As it's been a good year for plums, here is another old recipe (apples could also be used instead of the plums).  Make in a similar way to Summer Pudding, this one is cooked.  Preferably use up bread that is becoming stale as it soaks up the fruit juices better.   No need for a proper list of ingredients (although I will given an idea - but no weights). It's more a matter of assembly and then cooking.

Plum Charlotte: serves 4
thick (toasting size) slices of stale bread
lightly stewed plums
plum juice
caster sugar
Butter the bread and - reserving some for the top - line a pudding basin with the bread (buttered side out), making sure all the crevices are filled with crumbs.  Fill the basin with the cooked, drained plums, reserving the juice.  Cover the top with more bread (buttered side upmost) and bake at 180C, gas 4 until the bread is brown and crisp. 
Thicken the juice with a little cornflour.  To serve the pudding, turn the pudding out and sprinkle with a little caster sugar, serve the sauce separately. 

Final recipe today is very much 'farmhouse style and a very economical one to make after Christmas as a way to use cooked turkey (and stock made from turkey bones).  But no reason why we can't make it now - like this week - (which we tend to eat all year round unlike in my youth when it was only eaten on special occasions).

Ploughman's Pot: serves 4
12 oz (350g) white cabbage, finely shredded
2 oz (50g) bacon scraps
1 onion, chopped
1 dessert spoon plain flour (pref. wholewheat)
1 tblsp tomato puree
10 fl oz (300ml) turkey stock (made from bones)
ground black pepper
1 large apple, peeled and cored
6 oz (175g) cooked turkey, diced
4 oz (110g) cooked pork sausages, sliced
chopped fresh parsley
Cook the cabbage in boiling water for 5 minutes.

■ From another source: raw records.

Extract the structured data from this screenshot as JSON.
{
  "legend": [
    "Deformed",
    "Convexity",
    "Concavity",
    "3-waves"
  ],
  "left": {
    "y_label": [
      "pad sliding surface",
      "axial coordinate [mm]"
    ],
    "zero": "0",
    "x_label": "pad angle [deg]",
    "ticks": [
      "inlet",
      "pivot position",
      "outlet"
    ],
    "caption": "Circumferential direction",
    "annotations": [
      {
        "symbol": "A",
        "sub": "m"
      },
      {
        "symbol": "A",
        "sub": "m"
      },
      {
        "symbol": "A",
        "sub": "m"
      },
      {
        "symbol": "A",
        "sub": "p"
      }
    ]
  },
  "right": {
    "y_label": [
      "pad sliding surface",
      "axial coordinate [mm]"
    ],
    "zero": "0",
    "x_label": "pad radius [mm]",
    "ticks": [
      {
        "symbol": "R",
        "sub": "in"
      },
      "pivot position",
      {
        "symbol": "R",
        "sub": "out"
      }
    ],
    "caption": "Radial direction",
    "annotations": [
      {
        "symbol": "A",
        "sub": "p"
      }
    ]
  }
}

Drain well, reserving the water. Gently fry the bacon over low heat until the fat begins to flow, then add the onion and continue to fry for 3 minutes. Stir in the flour, cooking for a further minute before adding the tomato puree and stock.  Keep stirring until thickened, adding the reserved cabbage water if the sauce becomes too thick.  Add pepper to taste.
Layer the cabbage, apple, meat and sliced sausage in a casserole.  Cover with the sauce and cook for 1 hour at 180C, gas 4.  Stir well then sprinkle with the chopped parsley and serve hot with jacket potatoes.

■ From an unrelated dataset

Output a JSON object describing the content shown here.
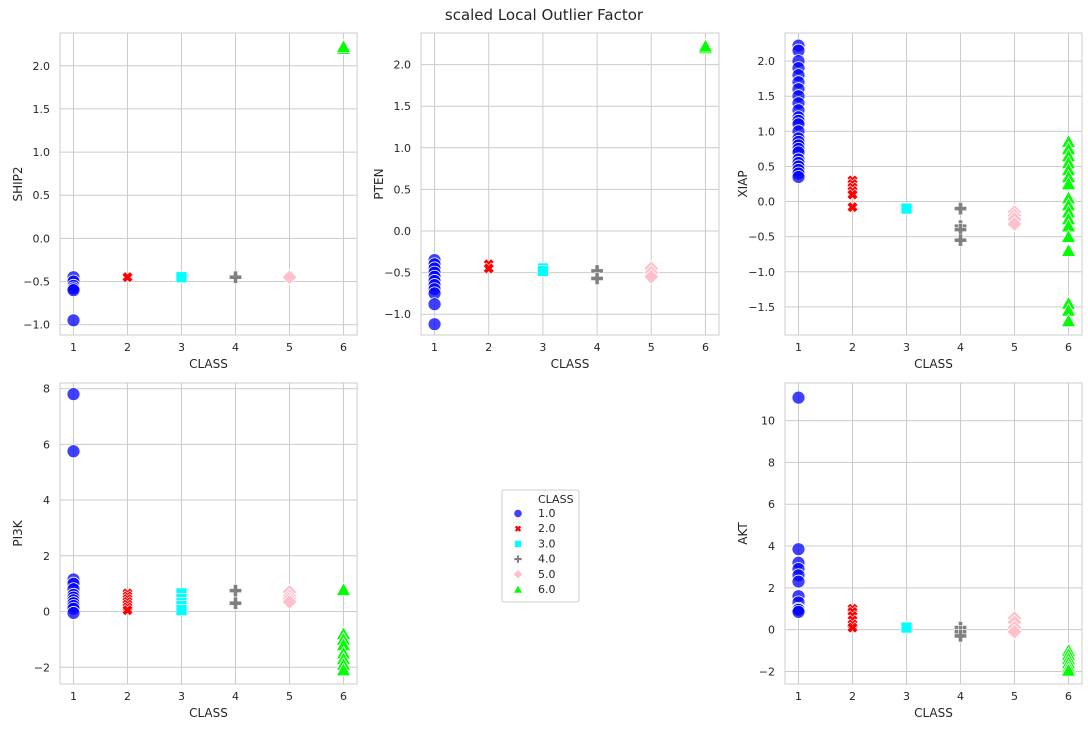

A final tip before I leave, probably given it before but one worth remembering as it can make a great deal of difference to the end flavour of a dish:
fresh/dried herbs... always add dried herbs at the start of assembling/cooking a dish.   Fresh herbs should be added towards the end of cooking (or at the very end) to maintain their flavour.  Use four times as much (by measure) of fresh herbs as you need if using dried - 1 tsp dried herbs, OR 1 good tablespoon chopped fresh herbs.
The one herb that is best used dried rather than fresh is oregano as this -when fresh - has a very strong flavour that may not be to everyone's taste.  If you wish to use a fresh herb then use marjoram which is very similar to oregano but has not such a strong flavour, and use a little rather than a lot.  Do the taste test when adding herbs and spices, you can always add more but never take it away.

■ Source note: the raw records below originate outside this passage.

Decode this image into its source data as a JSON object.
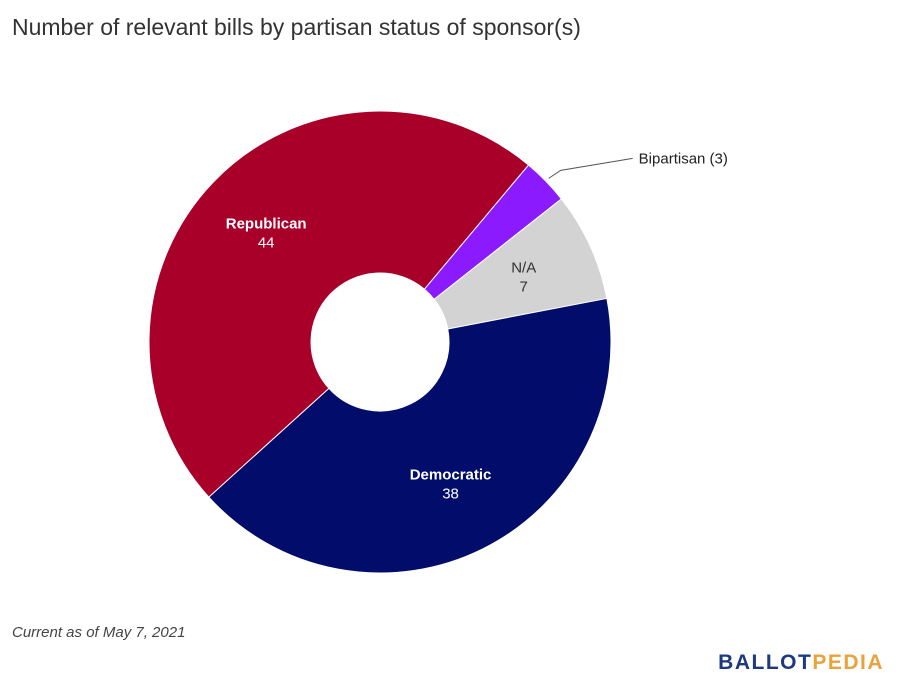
{
  "title": "Number of relevant bills by partisan status of sponsor(s)",
  "footnote": "Current as of May 7, 2021",
  "logo": {
    "part1": "BALLOT",
    "part2": "PEDIA",
    "color1": "#1e3a7e",
    "color2": "#e8a33d"
  },
  "chart_data": {
    "type": "pie",
    "donut": true,
    "slices": [
      {
        "name": "Bipartisan",
        "value": 3,
        "color": "#8b1aff",
        "label_style": "callout",
        "label_text": "Bipartisan (3)"
      },
      {
        "name": "N/A",
        "value": 7,
        "color": "#d3d3d3",
        "label_style": "inside",
        "label_color": "#333333"
      },
      {
        "name": "Democratic",
        "value": 38,
        "color": "#020c6b",
        "label_style": "inside",
        "label_color": "#ffffff"
      },
      {
        "name": "Republican",
        "value": 44,
        "color": "#a80029",
        "label_style": "inside",
        "label_color": "#ffffff"
      }
    ]
  }
}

Hope to be back with you again tomorrow.  Thursday is hair (and coffee) day, both Friday and Saturday I will be baking for the social club, so may have to take days off blogging towards the end of the week.  Will try to plan my cooking to allow me time, and if I don't stay up late I get up early enough to give me time to sit and have a chat with you.  So keep logging on, you never know, I might be back most days.  Keep warm both indoors and out, and enjoy the sunshine even though it is cold. Nothing like sunshine to lift the spirits.    Keep those comments coming, and any queries you send will be replied to as immediately as possible.   TTFN.